Presque aussitôt je vois s’extraire par la vitre de la portière passager de la voiture de police une jeune femme.
Mon feu passe au vert et je m’avance doucement pour continuer dans la rue Yves Toudic. Passant assez près des véhicules accidentés je constate que le choc a été assez violent et que les deux véhicules sont vraiment très endommagés (avant arraché et enfoncé pour le véhicule qui remontait la rue Léon Jouhaux, côté droit écrasé pour le véhicule de police). Mais finalement je me dis presque que ce n’est pas si grave et que ce n’est que de la « tôle foissée » .
Mais en dépassant les deux véhicules je vois le corps debout et inanimé d’une femme dont la tête était « encastrée » dans le pare-brise arrière d’un véhicule garé sur le coté gauche de la rue Yves Toudic après le croisement.
Là je comprends que cette malheureuse devait tranquillement marcher sur le trottoir au moment du choc et qu’elle a littéralement été projetée sur la voiture garée par le véhicule de police lorsqu’il est monté sur le trottoir.
Je trouve révoltant que l’on puisse perdre la vie un matin, ou être gravement blessé, alors que l’on marche tranquillement sur le trottoir parce qu’un policier, sous prétexte qu’il dispose d’un gyrophare et d’une sirène, se permet de griller un feu rouge.
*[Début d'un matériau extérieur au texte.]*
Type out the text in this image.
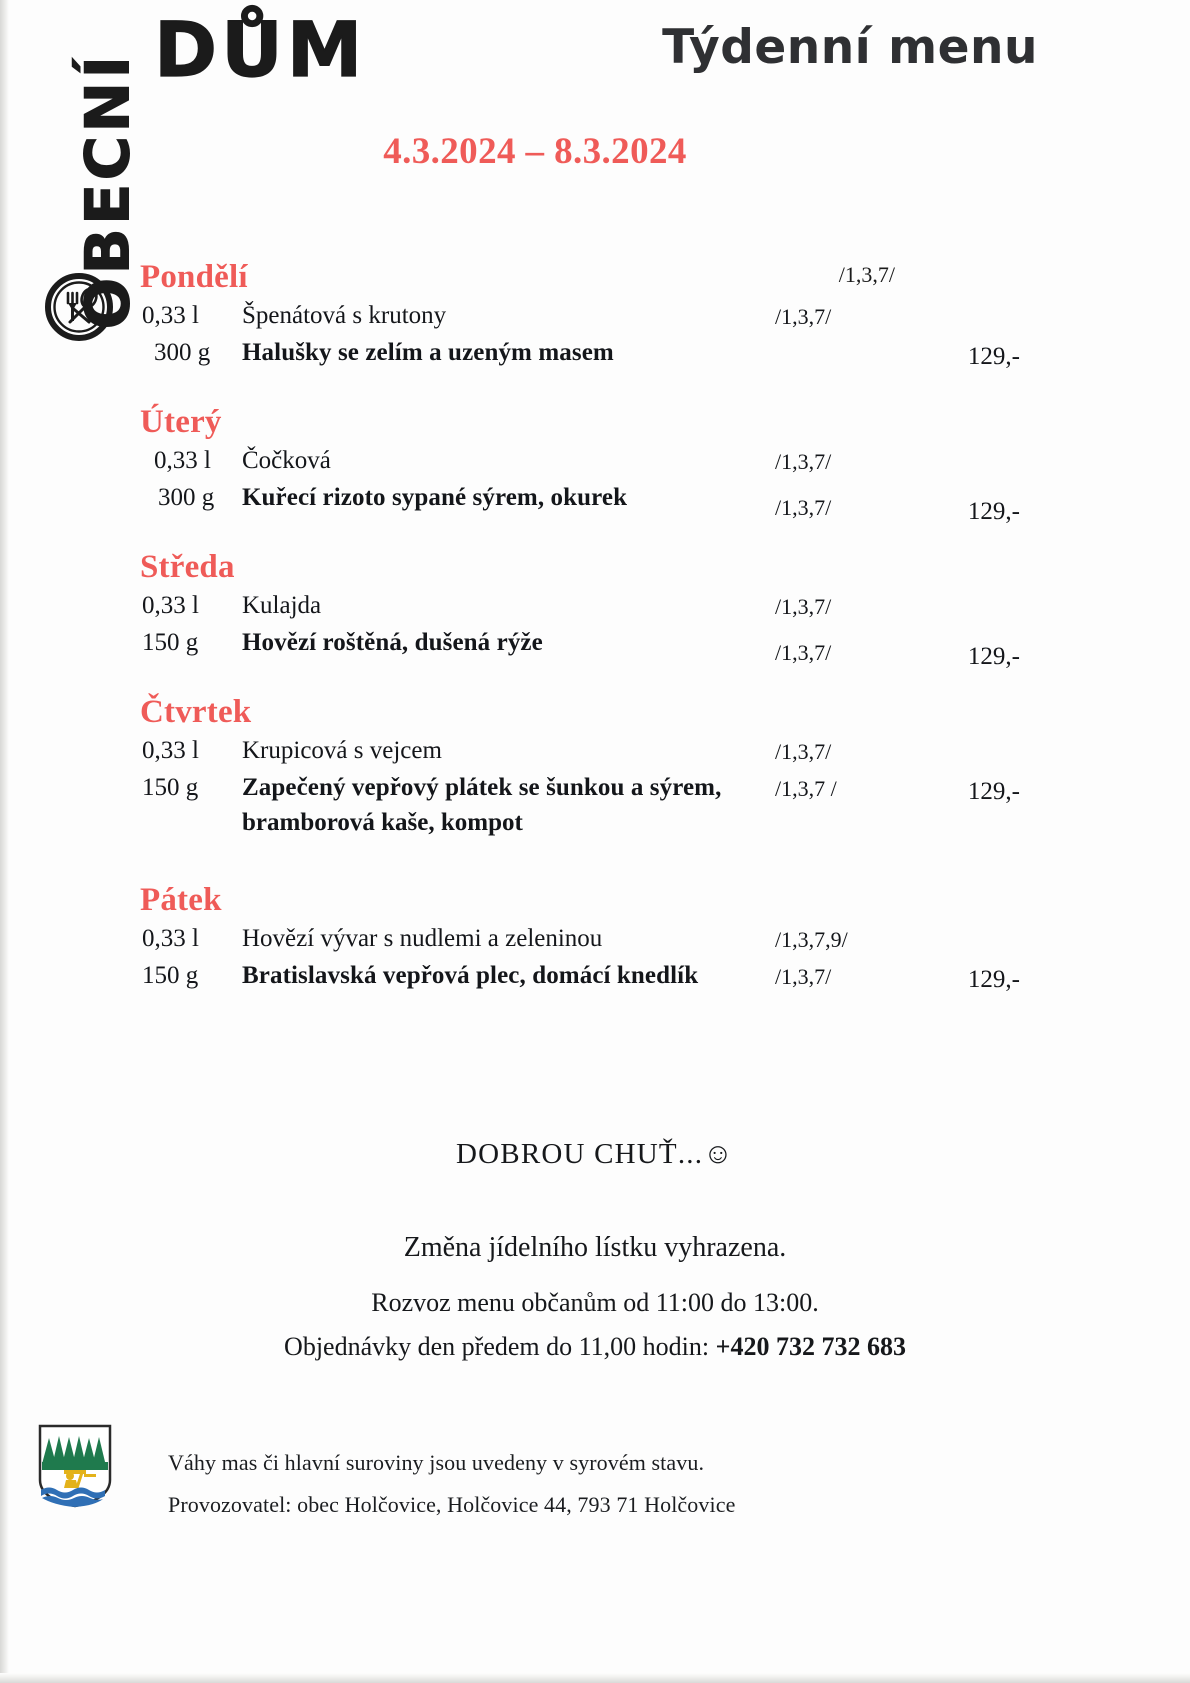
OBECNÍ
DŮM	Týdenní menu
4.3.2024 – 8.3.2024
Pondělí	/1,3,7/
0,33 l	Špenátová s krutony	/1,3,7/
300 g	Halušky se zelím a uzeným masem	129,-
Úterý
0,33 l	Čočková	/1,3,7/
300 g	Kuřecí rizoto sypané sýrem, okurek	/1,3,7/	129,-
Středa
0,33 l	Kulajda	/1,3,7/
150 g	Hovězí roštěná, dušená rýže	/1,3,7/	129,-
Čtvrtek
0,33 l	Krupicová s vejcem	/1,3,7/
150 g	Zapečený vepřový plátek se šunkou a sýrem,	/1,3,7 /	129,-
bramborová kaše, kompot
Pátek
0,33 l	Hovězí vývar s nudlemi a zeleninou	/1,3,7,9/
150 g	Bratislavská vepřová plec, domácí knedlík	/1,3,7/	129,-
DOBROU CHUŤ...☺
Změna jídelního lístku vyhrazena.
Rozvoz menu občanům od 11:00 do 13:00.
Objednávky den předem do 11,00 hodin: +420 732 732 683
Váhy mas či hlavní suroviny jsou uvedeny v syrovém stavu.
Provozovatel: obec Holčovice, Holčovice 44, 793 71 Holčovice
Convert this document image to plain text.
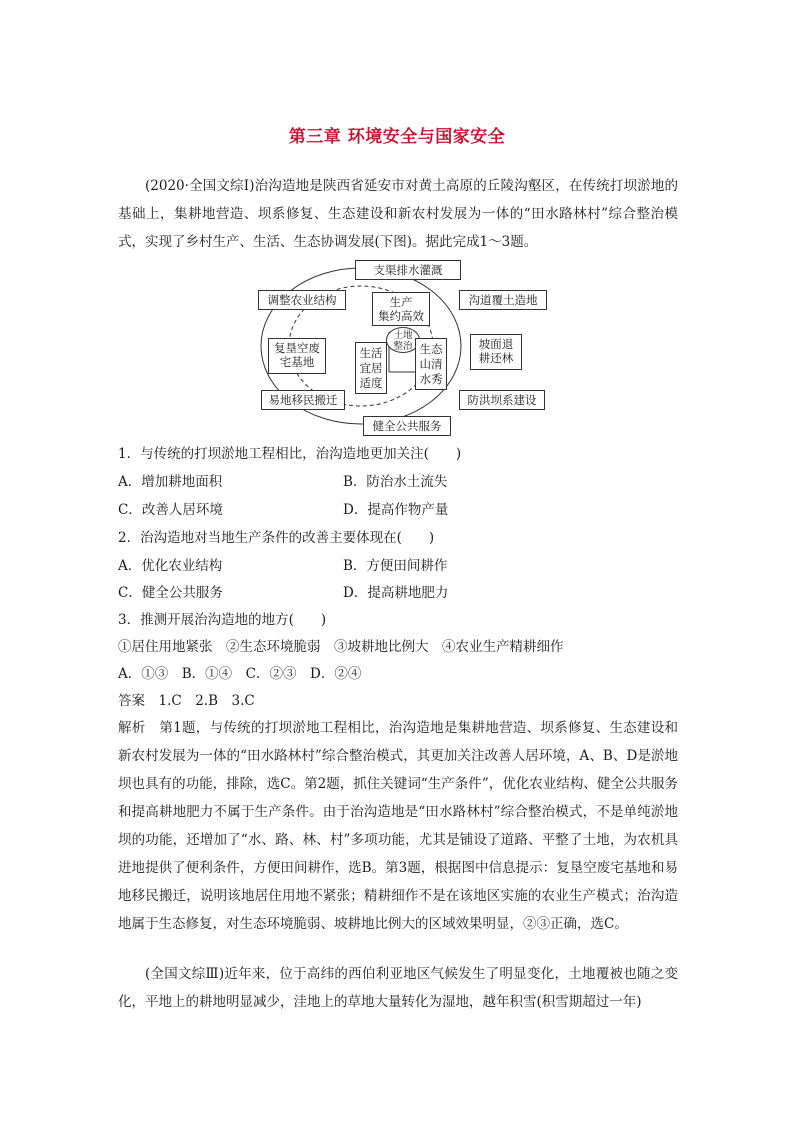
第三章 环境安全与国家安全

(2020·全国文综Ⅰ)治沟造地是陕西省延安市对黄土高原的丘陵沟壑区，在传统打坝淤地的基础上，集耕地营造、坝系修复、生态建设和新农村发展为一体的“田水路林村”综合整治模式，实现了乡村生产、生活、生态协调发展(下图)。据此完成1～3题。

支渠排水灌溉
调整农业结构	沟道覆土造地
复垦空废
宅基地
坡面退
耕还林
易地移民搬迁	防洪坝系建设
健全公共服务
生产
集约高效
土地
整治
生活
宜居
适度
生态
山清
水秀
1．与传统的打坝淤地工程相比，治沟造地更加关注(　　)
A．增加耕地面积	B．防治水土流失
C．改善人居环境	D．提高作物产量
2．治沟造地对当地生产条件的改善主要体现在(　　)
A．优化农业结构	B．方便田间耕作
C．健全公共服务	D．提高耕地肥力
3．推测开展治沟造地的地方(　　)
①居住用地紧张　②生态环境脆弱　③坡耕地比例大　④农业生产精耕细作
A．①③　B．①④　C．②③　D．②④
答案　1.C　2.B　3.C

解析　第1题，与传统的打坝淤地工程相比，治沟造地是集耕地营造、坝系修复、生态建设和新农村发展为一体的“田水路林村”综合整治模式，其更加关注改善人居环境，A、B、D是淤地坝也具有的功能，排除，选C。第2题，抓住关键词“生产条件”，优化农业结构、健全公共服务和提高耕地肥力不属于生产条件。由于治沟造地是“田水路林村”综合整治模式，不是单纯淤地坝的功能，还增加了“水、路、林、村”多项功能，尤其是铺设了道路、平整了土地，为农机具进地提供了便利条件，方便田间耕作，选B。第3题，根据图中信息提示：复垦空废宅基地和易地移民搬迁，说明该地居住用地不紧张；精耕细作不是在该地区实施的农业生产模式；治沟造地属于生态修复，对生态环境脆弱、坡耕地比例大的区域效果明显，②③正确，选C。

(全国文综Ⅲ)近年来，位于高纬的西伯利亚地区气候发生了明显变化，土地覆被也随之变化，平地上的耕地明显减少，洼地上的草地大量转化为湿地，越年积雪(积雪期超过一年)
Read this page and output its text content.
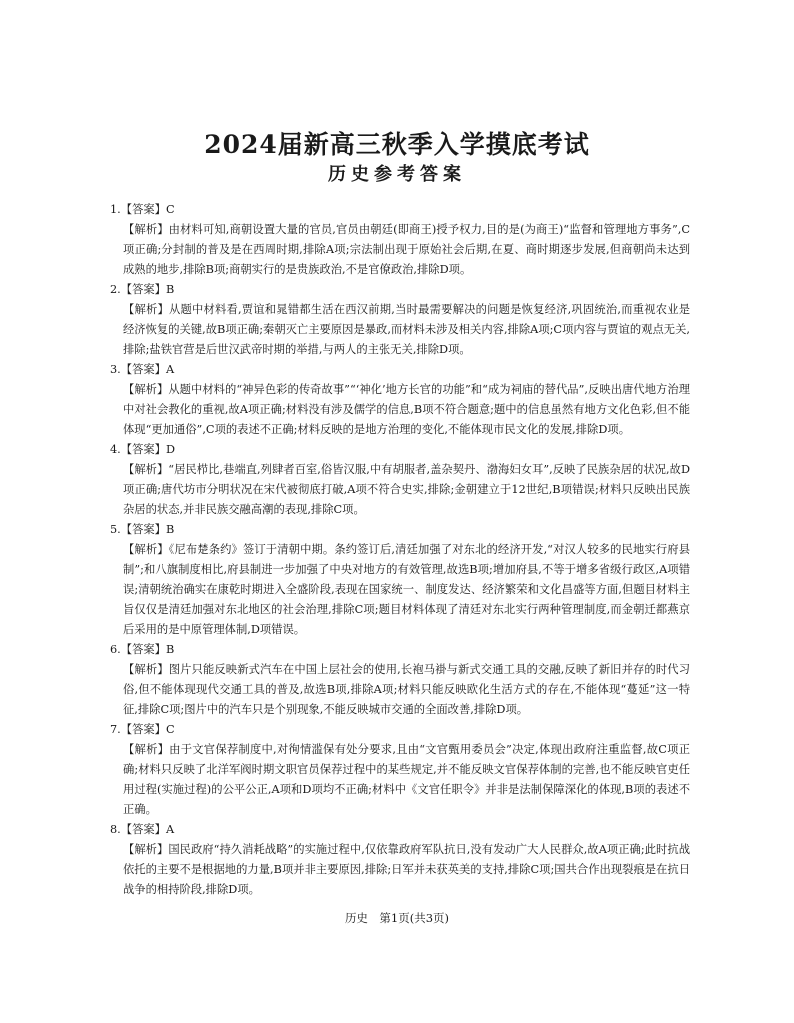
2024届新高三秋季入学摸底考试
历史参考答案
1.【答案】C
【解析】由材料可知,商朝设置大量的官员,官员由朝廷(即商王)授予权力,目的是(为商王)“监督和管理地方事务”,C项正确;分封制的普及是在西周时期,排除A项;宗法制出现于原始社会后期,在夏、商时期逐步发展,但商朝尚未达到成熟的地步,排除B项;商朝实行的是贵族政治,不是官僚政治,排除D项。
2.【答案】B
【解析】从题中材料看,贾谊和晁错都生活在西汉前期,当时最需要解决的问题是恢复经济,巩固统治,而重视农业是经济恢复的关键,故B项正确;秦朝灭亡主要原因是暴政,而材料未涉及相关内容,排除A项;C项内容与贾谊的观点无关,排除;盐铁官营是后世汉武帝时期的举措,与两人的主张无关,排除D项。
3.【答案】A
【解析】从题中材料的“神异色彩的传奇故事”“‘神化’地方长官的功能”和“成为祠庙的替代品”,反映出唐代地方治理中对社会教化的重视,故A项正确;材料没有涉及儒学的信息,B项不符合题意;题中的信息虽然有地方文化色彩,但不能体现“更加通俗”,C项的表述不正确;材料反映的是地方治理的变化,不能体现市民文化的发展,排除D项。
4.【答案】D
【解析】“居民栉比,巷端直,列肆者百室,俗皆汉服,中有胡服者,盖杂契丹、渤海妇女耳”,反映了民族杂居的状况,故D项正确;唐代坊市分明状况在宋代被彻底打破,A项不符合史实,排除;金朝建立于12世纪,B项错误;材料只反映出民族杂居的状态,并非民族交融高潮的表现,排除C项。
5.【答案】B
【解析】《尼布楚条约》签订于清朝中期。条约签订后,清廷加强了对东北的经济开发,“对汉人较多的民地实行府县制”;和八旗制度相比,府县制进一步加强了中央对地方的有效管理,故选B项;增加府县,不等于增多省级行政区,A项错误;清朝统治确实在康乾时期进入全盛阶段,表现在国家统一、制度发达、经济繁荣和文化昌盛等方面,但题目材料主旨仅仅是清廷加强对东北地区的社会治理,排除C项;题目材料体现了清廷对东北实行两种管理制度,而金朝迁都燕京后采用的是中原管理体制,D项错误。
6.【答案】B
【解析】图片只能反映新式汽车在中国上层社会的使用,长袍马褂与新式交通工具的交融,反映了新旧并存的时代习俗,但不能体现现代交通工具的普及,故选B项,排除A项;材料只能反映欧化生活方式的存在,不能体现“蔓延”这一特征,排除C项;图片中的汽车只是个别现象,不能反映城市交通的全面改善,排除D项。
7.【答案】C
【解析】由于文官保荐制度中,对徇情滥保有处分要求,且由“文官甄用委员会”决定,体现出政府注重监督,故C项正确;材料只反映了北洋军阀时期文职官员保荐过程中的某些规定,并不能反映文官保荐体制的完善,也不能反映官吏任用过程(实施过程)的公平公正,A项和D项均不正确;材料中《文官任职令》并非是法制保障深化的体现,B项的表述不正确。
8.【答案】A
【解析】国民政府“持久消耗战略”的实施过程中,仅依靠政府军队抗日,没有发动广大人民群众,故A项正确;此时抗战依托的主要不是根据地的力量,B项并非主要原因,排除;日军并未获英美的支持,排除C项;国共合作出现裂痕是在抗日战争的相持阶段,排除D项。
历史　第1页(共3页)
Le code de la route et la prudence doivent s’appliquer pour tous, et peut-être encore plus à ceux dont le métier est de faire respecter la loi !
- Note de Rue89 : Le piéton a été blessé. Le véhicule de police était occupé par deux adjoints de sécurité. Une procédure disciplinaire est d’ores et déjà engagée contre eux, a indiqué la préfecture. Ils se trouvaient en mission mais sans caractère d’urgence, a-t-elle précisé.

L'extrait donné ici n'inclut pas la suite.